Dolors Planas
2022
Response of sediment phosphorus partitioning to lanthanum-modified clay amendment and porewater chemistry in a small eutrophic lake
Wessam Neweshy,
Dolors Planas,
Elisabeth Tellier,
Marie-France Demers,
Rémi Marsac,
Raoul‐Marie Couture
Environmental Science: Processes & Impacts, Volume 24, Issue 9
Sustained eutrophication of the aquatic environment by the remobilization of legacy phosphorus (P) stored in soils and sediments is a prevailing issue worldwide. Fluxes of P from the sediments to the water column, referred to as internal P loading, often delays the recovery of water quality following a reduction in external P loads. Here, we report on the vertical distribution and geochemistry of P, lanthanum (La), iron (Fe) and carbon (C) in the culturally eutrophied Lake Bromont. This lake underwent remediation treatment using La modified bentonite (LMB) commercially available as Phoslock™. We investigated the effectiveness of LMB in decreasing soluble reactive phosphorus (SRP) availability in sediments and in reducing dissolved fluxes of P across the sediment-water interface. Sediment cores were retrieved before and after LMB treatment at three sites representing bottom sediment, sediment influenced by lakeside housing and finally littoral sediment influenced by the lake inflow. Sequential extractions were used to assess changes in P speciation. Depth profiles of dissolved porewater concentrations were obtained after LMB treatment at each site.

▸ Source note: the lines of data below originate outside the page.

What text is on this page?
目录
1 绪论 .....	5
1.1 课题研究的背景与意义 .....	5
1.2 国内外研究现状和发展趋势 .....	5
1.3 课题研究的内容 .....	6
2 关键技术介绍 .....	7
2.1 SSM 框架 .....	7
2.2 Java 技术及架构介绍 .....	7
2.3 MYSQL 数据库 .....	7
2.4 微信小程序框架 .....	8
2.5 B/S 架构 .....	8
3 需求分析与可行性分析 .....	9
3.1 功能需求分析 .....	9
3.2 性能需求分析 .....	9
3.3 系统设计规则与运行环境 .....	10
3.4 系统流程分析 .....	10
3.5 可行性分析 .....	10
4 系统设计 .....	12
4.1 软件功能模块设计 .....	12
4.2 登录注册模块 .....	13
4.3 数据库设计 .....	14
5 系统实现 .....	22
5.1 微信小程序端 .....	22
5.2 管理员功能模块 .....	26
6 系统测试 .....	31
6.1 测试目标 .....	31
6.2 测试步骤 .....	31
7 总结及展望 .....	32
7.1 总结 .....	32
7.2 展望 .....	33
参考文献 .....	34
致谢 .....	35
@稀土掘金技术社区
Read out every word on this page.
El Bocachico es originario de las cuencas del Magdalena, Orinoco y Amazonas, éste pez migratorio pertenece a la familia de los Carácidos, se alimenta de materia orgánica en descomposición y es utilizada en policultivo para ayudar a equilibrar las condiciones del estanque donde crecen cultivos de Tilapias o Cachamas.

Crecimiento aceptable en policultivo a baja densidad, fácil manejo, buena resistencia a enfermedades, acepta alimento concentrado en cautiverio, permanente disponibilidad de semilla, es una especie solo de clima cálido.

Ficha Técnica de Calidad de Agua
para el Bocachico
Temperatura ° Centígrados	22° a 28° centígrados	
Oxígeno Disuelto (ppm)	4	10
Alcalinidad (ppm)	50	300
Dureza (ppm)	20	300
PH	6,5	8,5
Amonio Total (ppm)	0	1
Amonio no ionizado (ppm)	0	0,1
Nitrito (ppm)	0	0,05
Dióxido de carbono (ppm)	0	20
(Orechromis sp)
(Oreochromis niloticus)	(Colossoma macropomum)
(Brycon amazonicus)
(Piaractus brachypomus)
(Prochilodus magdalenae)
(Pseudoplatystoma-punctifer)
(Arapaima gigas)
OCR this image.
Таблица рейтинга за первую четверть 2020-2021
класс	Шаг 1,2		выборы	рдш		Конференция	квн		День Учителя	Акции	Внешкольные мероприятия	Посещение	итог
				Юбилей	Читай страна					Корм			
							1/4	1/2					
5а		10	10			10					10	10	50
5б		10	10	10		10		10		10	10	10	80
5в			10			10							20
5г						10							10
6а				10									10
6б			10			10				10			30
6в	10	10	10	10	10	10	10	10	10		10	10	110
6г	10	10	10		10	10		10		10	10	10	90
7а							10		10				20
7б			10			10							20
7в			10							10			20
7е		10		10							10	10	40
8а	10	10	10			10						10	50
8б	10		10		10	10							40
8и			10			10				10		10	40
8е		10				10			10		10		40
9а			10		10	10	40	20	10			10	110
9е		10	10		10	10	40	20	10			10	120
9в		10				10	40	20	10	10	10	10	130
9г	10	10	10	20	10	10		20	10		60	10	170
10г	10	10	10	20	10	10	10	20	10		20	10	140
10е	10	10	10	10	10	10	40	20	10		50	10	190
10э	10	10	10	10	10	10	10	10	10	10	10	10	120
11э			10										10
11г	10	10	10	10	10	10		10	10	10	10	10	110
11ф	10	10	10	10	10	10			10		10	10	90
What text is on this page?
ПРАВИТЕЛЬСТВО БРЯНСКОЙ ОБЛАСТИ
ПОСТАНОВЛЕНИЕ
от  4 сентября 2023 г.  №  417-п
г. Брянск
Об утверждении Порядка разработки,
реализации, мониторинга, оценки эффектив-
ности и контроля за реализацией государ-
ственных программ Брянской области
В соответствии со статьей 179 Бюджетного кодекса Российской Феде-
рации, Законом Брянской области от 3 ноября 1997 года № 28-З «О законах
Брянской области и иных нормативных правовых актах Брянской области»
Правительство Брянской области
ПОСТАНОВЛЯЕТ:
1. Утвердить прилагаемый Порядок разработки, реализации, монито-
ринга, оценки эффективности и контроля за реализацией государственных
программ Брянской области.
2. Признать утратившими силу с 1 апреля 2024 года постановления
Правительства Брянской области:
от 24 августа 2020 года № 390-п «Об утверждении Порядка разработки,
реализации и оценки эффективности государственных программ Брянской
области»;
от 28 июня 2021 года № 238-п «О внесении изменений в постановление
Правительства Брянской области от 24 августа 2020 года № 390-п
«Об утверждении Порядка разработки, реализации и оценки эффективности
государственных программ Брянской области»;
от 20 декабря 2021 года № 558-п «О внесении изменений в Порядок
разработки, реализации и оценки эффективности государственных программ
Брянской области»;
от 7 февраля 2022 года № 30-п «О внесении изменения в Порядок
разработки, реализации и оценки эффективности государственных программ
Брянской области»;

Results indicate that SRP extracted from the sediments decreased at all sites, while total extracted P (PTOT) bound to redox-sensitive metal oxides increased. 31P NMR data on P extract reveals that 20-43% of total solid-phase P is in the form of organic P (Porg) susceptible to be released via microbial degradation. Geochemical modelling of porewater data provides evidence that LaPO4(s) mineral phases, such as rhabdophane and/or monazite, are likely forming. However, results also suggest that La3+ binding by dissolved organic carbon (DOC) hinders La-phosphate precipitation. We rely on thermodynamic modelling to suggest that high Fe2+ would bind to DOC instead of La3+, therefore promoting P sequestrations by LMB under anoxic conditions.